April 09, 2010

目録って、図書館の基本だなあと思う

 目録に関して、今、国際的に、非常に関心を集めている。と言っても、日本では国立国会図書館、もしくはTRC(図書館流通センター)などの民間機関がMARC(機械可読目録)を作成して、インターネットで簡単に目録情報が見られるので、図書館の利用者、あるいは利用者の域を出てないのに専門家ぶっている連中からは、甘く、軽く見られている。残念なことである。目録は、図書館学の中核的な問題でありながら、過去の分野と思われて、低く見られている。

 さて、コメントを投稿してくれた人への回答として、説明しよう。
 目録記入とは資料の書誌情報の全体のことで、英語ではEntryという。記入の構成要素とは、標目(Heading)、記述(Description)、標目指示(Tracings)、所在記号(請求記号Call number)、その他(登録番号など)の5つである。目録記入の構成要素で、これだけは欠かせないと言えば、標目と記述である。標目は利用者が資料の情報を検索するときの手がかりになるもので、目録の検索機能を担っている。
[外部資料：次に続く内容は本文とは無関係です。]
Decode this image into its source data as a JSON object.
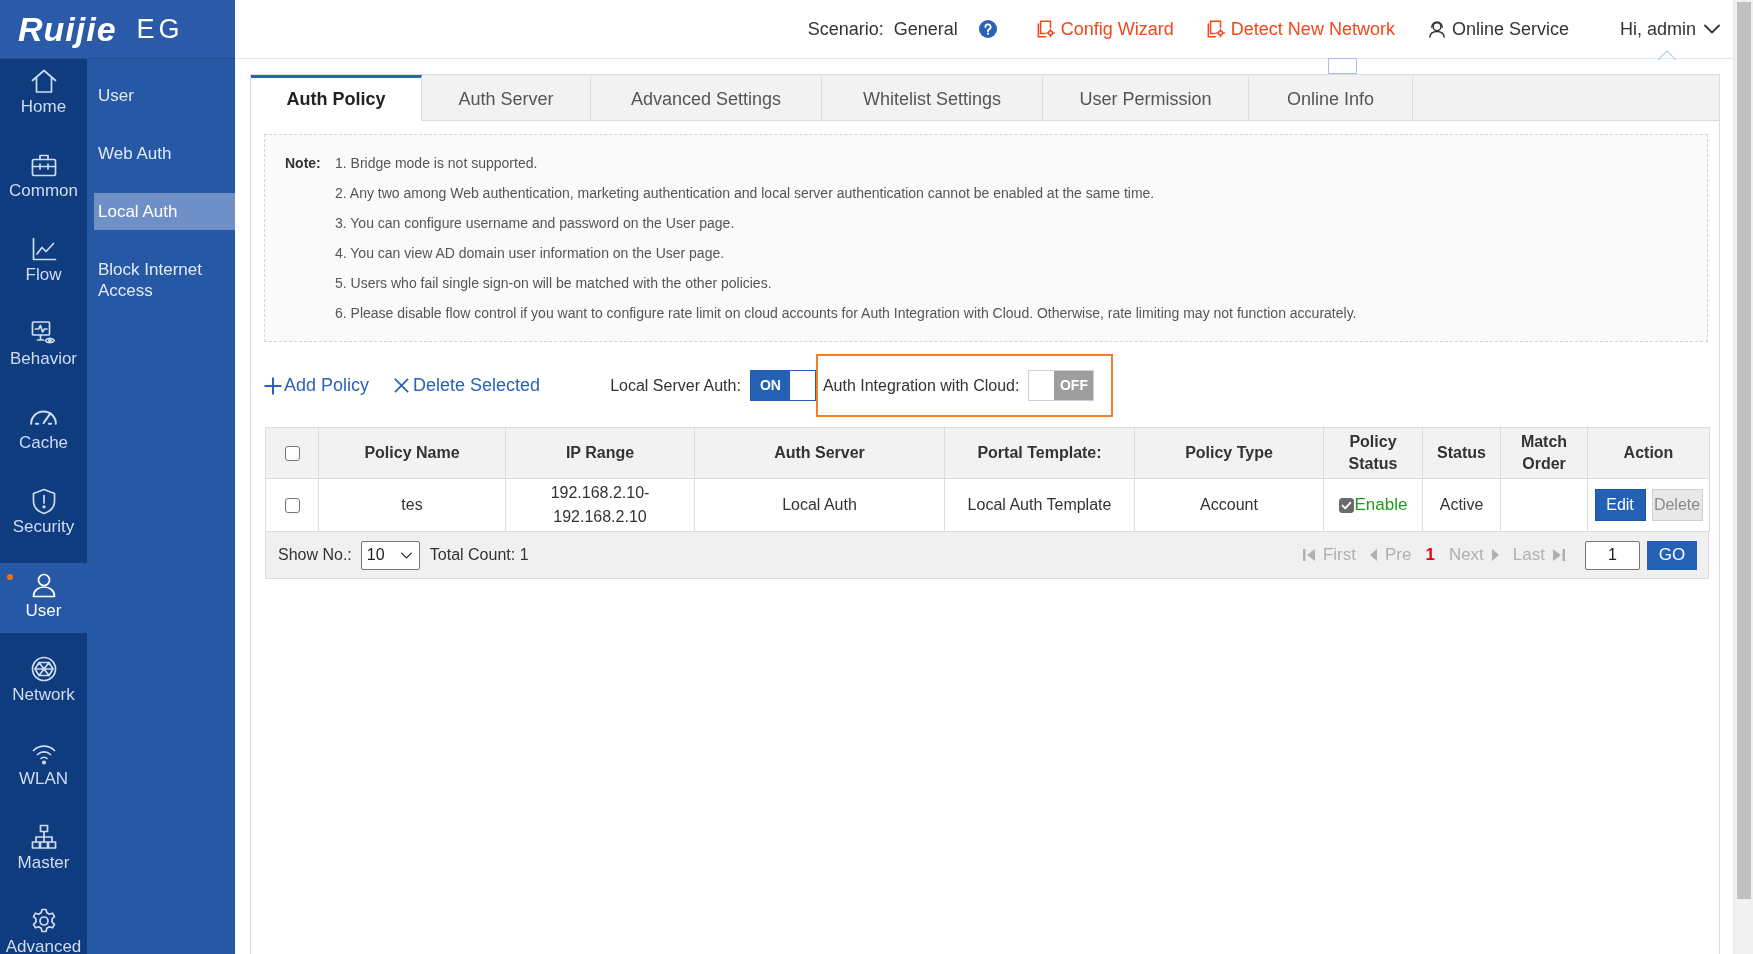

標目には、書誌情報を一覧(リスト)にした時に並べる順番を決める要素でもあるけど。記入とは書誌的事項のまとまりで、タイトルと責任表示に関する事項、版に関する事項、出版・頒布等に関する事項、形態に関する事項、シリーズに関する事項、注記に関する事項、標準番号,入手条件に関する事項である。利用者が他の資料とは区別する、少し難しい言葉でいえば、識別同定するのに必要な情報で、端的にいえば資料の代わりをする部分で、換言すると資料の代替物である。記述は、目録の管理機能を担っている。
 利用者の立場から目録記入の構成要素の役割を考えると、標目で資料の情報を検索し、つまり探して、記述で探している資料かを確かめて、所在記号を使って、分類ラベルを探す。
 図書館の立場から目録記入の構成要素の役割を考えると、標目で資料の情報を並べて、記述で所蔵している情報かどうかを確認して、登録番号で資料の管理をしている。
 記入と記述は、同じ「記」が使われているので、始めて学ぶ人は、混乱する。記入は全体、記述は資料の代わりをする書誌的事項のまとまりと理解するとよい。
 目録の究極の目的、その意義は、資料の情報の検索と資料の代わりとなる書誌情報の提示、管理であると言えるだろう。

 具体的な説明を省いたので、少し解りにくかったかもしれないが、レポートの課題なのかもしれないで、レファレンスの鉄則で、必要最低限の説明に抑えたつもりである。

Posted by falcon at 23:43:27 | from category: Main | TrackBacks
Comments

tama141:

falconさんへ
整理していただきありがとうございます。「資料組織法 第6版」(第一法規)、「図書館ハンドブック」で勉強しているのですが、私としては標目指示(トレーシング)という表記より、英語で書いていただいたほうが、スペルも含めて頭に入りやすかったので助かります。
(April 10, 2010 14:07:06)

falcon:

一言書き忘れたので。
 標目指示、トレーシングとは、記述の書誌的事項の中から、標目となるものを取り出して、標目の形にして、列挙したもので、カード目録の基本となるカードを複写して(副出カード、分出カードと呼称していたが)、それぞれを標目の位置に記録してくださいと、目録担当者が他の職員に「指示」したものです。だから、「標目指示」なんです。
ただ、もうすでにカード目録の記憶が薄れる今日、コンピュータ目録ならば「アクセス・ポイント」どうたらこうたらと説明されますね。なので、本来の機能がよくわからくなってしまいます。
(April 10, 2010 17:04:06)

tama141:

了解しました。コンピュータ目録の時代なので、イメージがわかず、テキストを読んでも一番わかりにくい部分でした。ありがとうございます。
さて、falcondさん紹介してもらった「論理トレーニング」ですが、図書館に予約しておいたところやっと届きました。
これから、読んでみたいと思います。